Slowdown over time using momentum

mzimmer · July 7, 2020, 10:30am

I have created my own torch.optim.Optimizer class which implements a variant of the FrankWolfe (aka conditional gradient descent) method. While initializing the optimizer, I pass a momentum value 0 <= m <= 1. I recently noticed that the optimizer is becoming slower and slower in each step and I cannot figure out why. I did some timings and figured that it is due to my momentum code. The following is the momentum part of my step() function:

@torch.no_grad()
def step(self, closure=None):
    for group in self.param_groups:
        for p in group['params']:
            if p.grad is None:
                continue
            d_p = p.grad

            # Add momentum
            momentum = group['momentum']
            if momentum > 0:
                param_state = self.state[p]
                if 'momentum_buffer' not in param_state:
                    param_state['momentum_buffer'] = d_p.detach().clone()
                else:
                    param_state['momentum_buffer'].mul_(momentum).add_(d_p, alpha=1 - momentum)
                    d_p = param_state['momentum_buffer']
...

In the first iteration of step(), the momentum_buffer is ont set and I hence set it to be the last gradient itself. In later iterations I multiply the old momentum buffer by momentum factor (e.g. 0.9) and add d_p to it, being the p.grad.

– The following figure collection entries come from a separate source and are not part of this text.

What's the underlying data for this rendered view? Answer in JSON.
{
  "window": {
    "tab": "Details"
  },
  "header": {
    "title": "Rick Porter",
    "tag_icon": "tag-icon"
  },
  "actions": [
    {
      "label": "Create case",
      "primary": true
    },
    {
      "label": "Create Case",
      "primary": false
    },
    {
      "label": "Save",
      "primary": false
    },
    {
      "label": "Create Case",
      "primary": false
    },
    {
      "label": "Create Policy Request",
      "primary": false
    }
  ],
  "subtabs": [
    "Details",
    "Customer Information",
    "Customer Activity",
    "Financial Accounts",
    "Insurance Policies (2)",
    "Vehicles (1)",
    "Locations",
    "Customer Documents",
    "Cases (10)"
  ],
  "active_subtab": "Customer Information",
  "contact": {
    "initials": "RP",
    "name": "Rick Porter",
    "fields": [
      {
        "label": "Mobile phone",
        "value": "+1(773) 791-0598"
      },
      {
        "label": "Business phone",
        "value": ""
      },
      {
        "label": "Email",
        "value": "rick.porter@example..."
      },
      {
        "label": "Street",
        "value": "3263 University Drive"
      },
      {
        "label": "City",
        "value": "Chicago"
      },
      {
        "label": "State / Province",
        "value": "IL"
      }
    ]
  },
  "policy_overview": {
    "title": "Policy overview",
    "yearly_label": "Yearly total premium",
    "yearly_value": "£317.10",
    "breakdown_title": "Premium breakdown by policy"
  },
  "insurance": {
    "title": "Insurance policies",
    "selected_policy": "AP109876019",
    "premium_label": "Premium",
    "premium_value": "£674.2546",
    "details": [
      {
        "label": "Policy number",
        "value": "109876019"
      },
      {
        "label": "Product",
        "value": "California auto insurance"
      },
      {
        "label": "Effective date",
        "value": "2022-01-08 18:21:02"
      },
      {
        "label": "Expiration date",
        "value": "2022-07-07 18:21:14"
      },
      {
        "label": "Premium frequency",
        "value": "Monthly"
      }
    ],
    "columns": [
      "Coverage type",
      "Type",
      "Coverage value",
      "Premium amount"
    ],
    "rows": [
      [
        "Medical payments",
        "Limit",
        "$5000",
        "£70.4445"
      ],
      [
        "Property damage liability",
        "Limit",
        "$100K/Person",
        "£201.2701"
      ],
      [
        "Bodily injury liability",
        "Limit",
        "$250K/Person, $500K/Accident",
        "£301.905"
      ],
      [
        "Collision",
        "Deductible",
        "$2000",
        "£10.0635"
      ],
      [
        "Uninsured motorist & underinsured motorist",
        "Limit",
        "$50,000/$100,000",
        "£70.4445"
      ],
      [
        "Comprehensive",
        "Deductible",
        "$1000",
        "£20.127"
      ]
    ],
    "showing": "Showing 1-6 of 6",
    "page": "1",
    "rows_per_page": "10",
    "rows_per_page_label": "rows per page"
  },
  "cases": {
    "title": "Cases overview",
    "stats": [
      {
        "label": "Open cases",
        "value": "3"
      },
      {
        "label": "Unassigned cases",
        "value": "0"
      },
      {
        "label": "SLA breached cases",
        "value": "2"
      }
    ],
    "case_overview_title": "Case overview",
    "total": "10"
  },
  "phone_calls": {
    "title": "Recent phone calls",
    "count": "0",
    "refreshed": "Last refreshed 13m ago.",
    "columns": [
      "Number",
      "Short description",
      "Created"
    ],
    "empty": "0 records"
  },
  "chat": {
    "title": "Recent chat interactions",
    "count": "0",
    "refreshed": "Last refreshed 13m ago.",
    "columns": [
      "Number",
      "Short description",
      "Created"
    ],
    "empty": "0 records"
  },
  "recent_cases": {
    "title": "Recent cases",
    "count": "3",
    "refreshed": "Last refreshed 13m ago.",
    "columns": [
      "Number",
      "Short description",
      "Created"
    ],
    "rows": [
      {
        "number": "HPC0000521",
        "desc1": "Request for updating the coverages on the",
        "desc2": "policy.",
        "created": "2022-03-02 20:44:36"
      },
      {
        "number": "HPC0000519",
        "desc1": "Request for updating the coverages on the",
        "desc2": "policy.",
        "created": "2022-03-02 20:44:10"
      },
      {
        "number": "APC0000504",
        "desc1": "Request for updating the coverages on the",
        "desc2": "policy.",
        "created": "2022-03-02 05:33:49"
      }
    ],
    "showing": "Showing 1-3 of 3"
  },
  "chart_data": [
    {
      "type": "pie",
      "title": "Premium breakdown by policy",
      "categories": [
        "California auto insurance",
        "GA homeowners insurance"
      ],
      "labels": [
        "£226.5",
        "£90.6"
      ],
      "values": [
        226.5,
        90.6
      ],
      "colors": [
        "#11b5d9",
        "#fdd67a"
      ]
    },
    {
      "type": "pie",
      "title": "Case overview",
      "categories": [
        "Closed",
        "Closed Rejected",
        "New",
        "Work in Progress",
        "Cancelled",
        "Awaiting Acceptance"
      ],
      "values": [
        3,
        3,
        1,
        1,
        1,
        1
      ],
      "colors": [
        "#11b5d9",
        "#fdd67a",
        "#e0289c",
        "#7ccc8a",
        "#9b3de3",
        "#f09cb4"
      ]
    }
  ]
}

What could be the problem here? Do I accumulate history? I am unsure why this would get slower and slower over time, in the beginning it is fairly fast but the runtime is monotonically increasing.

ptrblck · July 8, 2020, 10:00am

That could be the case. Do you also see an increased memory usage?
If so, could you check, if your momentum buffer has a valid .grad_fn after a couple of iterations?

If so, it could store the computation graph. However, since you have already used the no_grad context manager this should not be the case.

How did you isolate that the momentum calculation is responsible for the slowdown?